With that metadata committed, CI can render without talking to the cluster:

Terminal window
nyl render --profile prod --offline apps/web.yaml > rendered/prod/web.yaml

You can still pass the values on the CLI when they are not committed:

Terminal window
nyl render \
  --profile prod \
  --offline \
  --kube-version 1.30.0 \
  --kube-api-versions v1,apps/v1,batch/v1,networking.k8s.io/v1 \
  apps/web.yaml > rendered/prod/web.yaml

You can capture the Kubernetes version and API versions from a representative cluster with Nyl:

Terminal window
nyl cluster-info --output csv

The first line is kube_version; the second line is the comma-separated api_versions value. You can also capture API versions directly with kubectl:

Terminal window
kubectl api-versions | paste -sd, -

That produces the comma-separated value expected by --kube-api-versions. In CI, either run this against the target cluster before rendering or store a checked-in value for each supported cluster version:

Terminal window
KUBE_API_VERSIONS="$(kubectl api-versions | paste -sd, -)"


nyl render \
  --profile prod \
  --offline \
  --kube-version 1.30.0 \
  --kube-api-versions "$KUBE_API_VERSIONS" \
  apps/web.yaml > rendered/prod/web.yaml

Prefer sourcing this list from Kubernetes discovery when possible, because it includes CRDs and aggregated APIs installed in the cluster. A dedicated Nyl utility command would mostly wrap this discovery step; until Nyl has one, kubectl api-versions is the most direct source of truth.

Nyl renders one input file per command. For multiple applications, use an explicit script, Makefile target, or CI matrix so each input has a predictable output path.

Sync Rendered Output

Section titled “Sync Rendered Output”

Point ArgoCD, Flux, or another reconciler at the rendered directory. With ArgoCD this is a standard directory Application, not the Nyl CMP:

apiVersion: argoproj.io/v1alpha1
kind: Application
metadata:
  name: web-prod
  namespace: argocd
spec:
  project: default
  source:
    repoURL: https://github.com/example/platform.git
    targetRevision: main
    path: rendered/prod
  destination:
    server: https://kubernetes.default.svc
    namespace: web
  syncPolicy:
    automated:
      prune: true
      selfHeal: true

If you want ArgoCD to render Nyl source files directly during sync instead, use the Nyl CMP integration. The CMP path is useful when you need controller-side rendering, ArgoCD repository credential reuse, or ApplicationGenerator to run inside ArgoCD.

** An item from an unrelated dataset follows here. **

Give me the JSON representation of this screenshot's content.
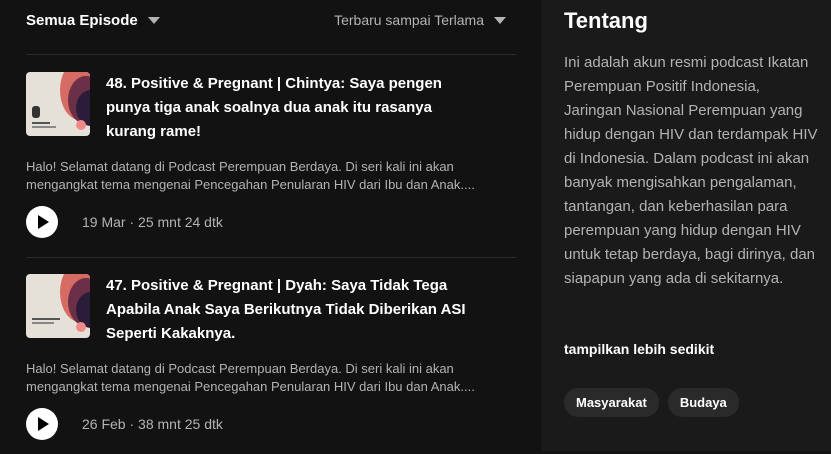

ApplicationGenerator can also be run by nyl render outside of ArgoCD, so it is possible to generate ArgoCD Application manifests in CI and commit the result. Today those generated Applications are designed for the Nyl CMP workflow. To use ApplicationGenerator cleanly with rendered manifest GitOps, Nyl would need an option to generate standard directory Applications that point at rendered output instead of CMP-backed Nyl source files.

Review and Promotion

Section titled “Review and Promotion”

The rendered output can be handled like any other generated artifact:

  • Commit rendered files back to the same repository.
  • Publish rendered files to a deployment repository.
  • Upload rendered files as CI artifacts for a separate promotion job.
  • Run policy checks, signing, or drift checks against the rendered YAML.

The important boundary is that the cluster reconciler consumes rendered Kubernetes manifests. Nyl stays in the build path where failures are easier to debug and roll back.